Srebrenica
Het proces tegen generaal Mladic is één van de meer dan twintig zaken voor het Joegoslavië-tribunaal waar de feiten rond de genocide in Srebrenica worden (en werden) onderzocht. En toch, zei aanklager Dermot Groome deze week tegen een groep internationale studenten met wie ik het tribunaal bezocht, brengt iedere zaak weer nieuwe inzichten. De dagboeken van Mladic (3500 pagina’s)bijvoorbeeld die in 2010 ingemetseld in het huis van de generaal werden gevonden geven nieuwe informatie over de rol van de Servische regering bij de val van het Bosnische Srebrenica.

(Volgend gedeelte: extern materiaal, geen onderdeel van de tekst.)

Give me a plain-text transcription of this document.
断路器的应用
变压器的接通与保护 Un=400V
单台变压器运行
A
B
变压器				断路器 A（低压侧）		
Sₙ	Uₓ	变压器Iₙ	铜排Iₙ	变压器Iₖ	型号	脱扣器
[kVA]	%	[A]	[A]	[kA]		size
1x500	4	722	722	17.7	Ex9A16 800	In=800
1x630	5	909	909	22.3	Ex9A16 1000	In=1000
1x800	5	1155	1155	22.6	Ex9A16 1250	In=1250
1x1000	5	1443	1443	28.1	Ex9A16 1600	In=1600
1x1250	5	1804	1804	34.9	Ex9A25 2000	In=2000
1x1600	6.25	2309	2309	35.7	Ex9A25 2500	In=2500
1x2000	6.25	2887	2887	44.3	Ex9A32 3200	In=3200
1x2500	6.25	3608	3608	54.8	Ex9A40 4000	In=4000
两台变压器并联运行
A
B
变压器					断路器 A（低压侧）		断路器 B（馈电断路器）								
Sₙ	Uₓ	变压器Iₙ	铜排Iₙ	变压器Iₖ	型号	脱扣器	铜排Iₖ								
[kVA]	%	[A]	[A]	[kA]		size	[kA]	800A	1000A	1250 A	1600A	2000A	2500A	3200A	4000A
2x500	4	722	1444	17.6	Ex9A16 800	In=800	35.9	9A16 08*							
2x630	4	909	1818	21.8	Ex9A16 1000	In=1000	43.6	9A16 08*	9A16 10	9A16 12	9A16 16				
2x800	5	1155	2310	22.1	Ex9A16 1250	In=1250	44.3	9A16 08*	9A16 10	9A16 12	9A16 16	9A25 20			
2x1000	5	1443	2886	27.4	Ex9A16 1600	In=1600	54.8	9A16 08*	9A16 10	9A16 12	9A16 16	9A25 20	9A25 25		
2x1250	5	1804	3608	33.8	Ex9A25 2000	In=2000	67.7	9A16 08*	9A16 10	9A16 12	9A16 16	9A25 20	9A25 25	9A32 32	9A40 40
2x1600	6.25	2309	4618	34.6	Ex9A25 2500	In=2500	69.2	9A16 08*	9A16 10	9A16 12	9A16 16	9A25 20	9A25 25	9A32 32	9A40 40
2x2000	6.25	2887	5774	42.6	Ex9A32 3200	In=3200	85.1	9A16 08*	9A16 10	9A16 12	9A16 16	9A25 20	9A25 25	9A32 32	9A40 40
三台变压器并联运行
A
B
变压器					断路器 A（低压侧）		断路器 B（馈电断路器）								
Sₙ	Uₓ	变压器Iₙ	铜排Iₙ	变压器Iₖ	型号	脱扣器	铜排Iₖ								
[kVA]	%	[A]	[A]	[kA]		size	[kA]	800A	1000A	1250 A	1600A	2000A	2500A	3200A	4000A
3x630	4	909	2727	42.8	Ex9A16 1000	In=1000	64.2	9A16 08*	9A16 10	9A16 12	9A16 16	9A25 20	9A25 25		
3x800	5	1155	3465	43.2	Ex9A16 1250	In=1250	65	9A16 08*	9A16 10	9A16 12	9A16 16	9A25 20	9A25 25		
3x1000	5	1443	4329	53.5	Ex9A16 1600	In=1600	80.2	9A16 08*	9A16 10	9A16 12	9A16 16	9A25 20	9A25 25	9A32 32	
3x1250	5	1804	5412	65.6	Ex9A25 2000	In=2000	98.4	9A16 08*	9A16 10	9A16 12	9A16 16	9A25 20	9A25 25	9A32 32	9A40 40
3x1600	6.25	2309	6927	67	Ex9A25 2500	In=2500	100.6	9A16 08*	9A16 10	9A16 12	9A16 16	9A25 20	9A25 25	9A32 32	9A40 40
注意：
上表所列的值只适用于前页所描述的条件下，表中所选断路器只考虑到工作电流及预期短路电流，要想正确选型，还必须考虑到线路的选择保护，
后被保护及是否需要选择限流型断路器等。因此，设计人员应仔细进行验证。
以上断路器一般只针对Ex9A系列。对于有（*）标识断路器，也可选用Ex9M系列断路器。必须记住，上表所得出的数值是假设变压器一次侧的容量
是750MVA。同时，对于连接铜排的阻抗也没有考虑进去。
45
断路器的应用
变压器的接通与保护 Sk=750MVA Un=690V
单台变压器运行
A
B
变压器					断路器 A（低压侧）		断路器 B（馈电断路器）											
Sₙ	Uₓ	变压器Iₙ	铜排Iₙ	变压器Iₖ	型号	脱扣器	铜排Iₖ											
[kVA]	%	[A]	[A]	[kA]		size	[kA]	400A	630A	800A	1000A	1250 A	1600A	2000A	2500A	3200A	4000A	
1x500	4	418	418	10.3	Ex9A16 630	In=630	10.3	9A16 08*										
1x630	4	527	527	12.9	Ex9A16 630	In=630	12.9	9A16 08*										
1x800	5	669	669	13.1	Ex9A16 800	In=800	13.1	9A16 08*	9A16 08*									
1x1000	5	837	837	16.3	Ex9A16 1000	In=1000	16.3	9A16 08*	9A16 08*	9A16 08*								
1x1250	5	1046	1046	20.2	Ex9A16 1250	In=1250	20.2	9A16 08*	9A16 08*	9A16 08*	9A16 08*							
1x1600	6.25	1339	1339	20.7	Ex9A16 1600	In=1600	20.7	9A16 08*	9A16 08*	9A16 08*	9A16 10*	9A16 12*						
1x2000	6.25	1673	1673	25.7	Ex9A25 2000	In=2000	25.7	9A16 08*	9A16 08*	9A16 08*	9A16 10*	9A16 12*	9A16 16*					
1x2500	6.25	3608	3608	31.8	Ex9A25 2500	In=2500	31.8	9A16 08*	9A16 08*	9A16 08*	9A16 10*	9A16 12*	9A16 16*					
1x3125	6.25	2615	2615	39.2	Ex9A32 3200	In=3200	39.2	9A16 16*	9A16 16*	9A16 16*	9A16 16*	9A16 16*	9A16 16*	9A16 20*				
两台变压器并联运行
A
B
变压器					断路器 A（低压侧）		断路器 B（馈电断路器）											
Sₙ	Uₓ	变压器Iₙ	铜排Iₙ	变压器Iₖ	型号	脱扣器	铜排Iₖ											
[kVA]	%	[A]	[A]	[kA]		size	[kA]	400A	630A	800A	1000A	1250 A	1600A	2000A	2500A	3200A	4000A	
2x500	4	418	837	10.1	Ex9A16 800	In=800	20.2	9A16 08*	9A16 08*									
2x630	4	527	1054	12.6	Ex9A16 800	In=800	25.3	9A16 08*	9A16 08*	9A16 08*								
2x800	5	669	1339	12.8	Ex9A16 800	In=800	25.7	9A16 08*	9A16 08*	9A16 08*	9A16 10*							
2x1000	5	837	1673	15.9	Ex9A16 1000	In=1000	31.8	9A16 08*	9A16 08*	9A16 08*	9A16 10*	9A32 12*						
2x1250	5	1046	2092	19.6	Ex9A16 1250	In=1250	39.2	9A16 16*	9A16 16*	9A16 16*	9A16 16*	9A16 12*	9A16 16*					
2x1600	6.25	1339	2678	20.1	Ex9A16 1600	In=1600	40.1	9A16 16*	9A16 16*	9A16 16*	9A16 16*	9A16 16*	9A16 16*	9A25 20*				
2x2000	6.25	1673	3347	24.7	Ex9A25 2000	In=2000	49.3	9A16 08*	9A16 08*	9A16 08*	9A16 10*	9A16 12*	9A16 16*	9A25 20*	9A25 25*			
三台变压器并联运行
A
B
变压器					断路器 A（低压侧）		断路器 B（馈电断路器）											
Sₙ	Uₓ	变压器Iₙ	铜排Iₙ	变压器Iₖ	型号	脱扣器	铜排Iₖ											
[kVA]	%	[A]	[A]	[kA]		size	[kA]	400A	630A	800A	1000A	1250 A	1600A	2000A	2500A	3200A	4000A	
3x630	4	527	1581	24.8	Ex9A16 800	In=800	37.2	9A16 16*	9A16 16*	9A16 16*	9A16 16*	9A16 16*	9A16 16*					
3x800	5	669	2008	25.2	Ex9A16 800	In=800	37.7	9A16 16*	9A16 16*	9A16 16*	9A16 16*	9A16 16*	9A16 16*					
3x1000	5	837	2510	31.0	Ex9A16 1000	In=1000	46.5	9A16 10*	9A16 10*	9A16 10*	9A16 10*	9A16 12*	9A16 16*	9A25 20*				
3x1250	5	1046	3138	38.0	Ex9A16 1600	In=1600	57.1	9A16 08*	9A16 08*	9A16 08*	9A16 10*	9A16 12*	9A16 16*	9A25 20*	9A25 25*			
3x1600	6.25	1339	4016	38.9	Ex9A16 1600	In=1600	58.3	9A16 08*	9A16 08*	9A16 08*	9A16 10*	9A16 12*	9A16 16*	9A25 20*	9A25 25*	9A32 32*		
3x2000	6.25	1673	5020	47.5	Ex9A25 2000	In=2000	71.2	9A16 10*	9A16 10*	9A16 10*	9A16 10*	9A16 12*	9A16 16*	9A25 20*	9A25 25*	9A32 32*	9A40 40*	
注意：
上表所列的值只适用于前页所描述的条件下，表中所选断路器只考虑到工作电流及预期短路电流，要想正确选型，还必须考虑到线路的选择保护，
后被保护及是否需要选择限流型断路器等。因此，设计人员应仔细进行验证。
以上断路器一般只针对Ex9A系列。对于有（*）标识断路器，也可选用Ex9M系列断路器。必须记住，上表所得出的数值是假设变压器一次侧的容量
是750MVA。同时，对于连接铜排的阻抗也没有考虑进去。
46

Over inzichten in de gebeurtenissen in Srebrenica ging het deze week ook bij de Hoge Raad. Deze boog zich over de zaak van de families van de Dutchbat-tolk Hassan Nuhanovic en de Dutchbat-electricien Mustafic tegen de Nederlandse staat. Zij houden de Nederlandse staat mede aansprakelijk voor de dood van de ouders en broer van Nuhanovic en van Mustafic omdat Dutchbatters hen geen bescherming wilde geven op de Nederlandse compound toen Srebrenica onder de voet werd gelopen door de Bosnische Serviërs. Het Hof had de Bosniërs in het gelijk gesteld. De Staat ging in cassatie. De in moreel en juridische zin gecompliceerde zaak is terug te brengen op drie kwesties. De Hoge Raad moet een antwoord geven op de vraag of Nederland rechtsmacht heeft over de gedragingen van de leden van Dutchbat. Deze opereerde immers onder de verantwoordelijkheid van de VN. Ten tweede buigt de Hoge Raad zich over de vraag of Dutchbat ‘effective control’ had over hetgeen zich op de compound afpeelde. En ten slotte moet ons hoogste rechtscollege antwoord geven op de vraag of de Dutchbatters wisten wat er zou gebeuren met degenen die zij van de compound stuurden. Met betrekking tot dit laatste heikele punt stelde de staat dat Dutchbat ‘met de wetenschap van toen’ niet had kunnen weten dat hun handelen desastreuze gevolgen zou hebben. Dat vind ik een vreemde voorstelling van zaken. De moslims waren massaal naar de compound van Dutchbat gevlucht omdat zij de agressie van de Serviërs vreesden. Dutchbat wilde zelf ook zo snel mogelijk vertrekken omdat het doodsbang was voor de overmacht en het geweld van de Serviërs. De advocaten van Nuhanovic en Mustafic brachten de rechters in herinnering dat men vanuit de compound lijken kon zien liggen. Belangrijker lijkt me het gegeven dat het zomer 1995 was. Er waren vier jaren van etnische zuiveringen voorafgegaan. In die vier jaar waren er 100 duizend doden gevallen. Sterker nog, in 1995 dacht men nog dat er 250 duizend slachtoffers waren gevallen, een aantal dat pas later naar aanleiding van gedegen onderzoek naar beneden bijgesteld moest worden.
De kennis over de gebeurtenissen in Srebrenica die wij nu hebben is vele malen groter dan in 1995. De zaken bij het Joegoslavië-tribunaal hebben een belangrijke bijdrage geleverd aan de waarheidsvinding en doen dat – zie de zaak Mladic – nog steeds. Maar dat het een groot risico was om moslims in de armen van de Bosnische Serviërs te drijven dat wist men toen echt al.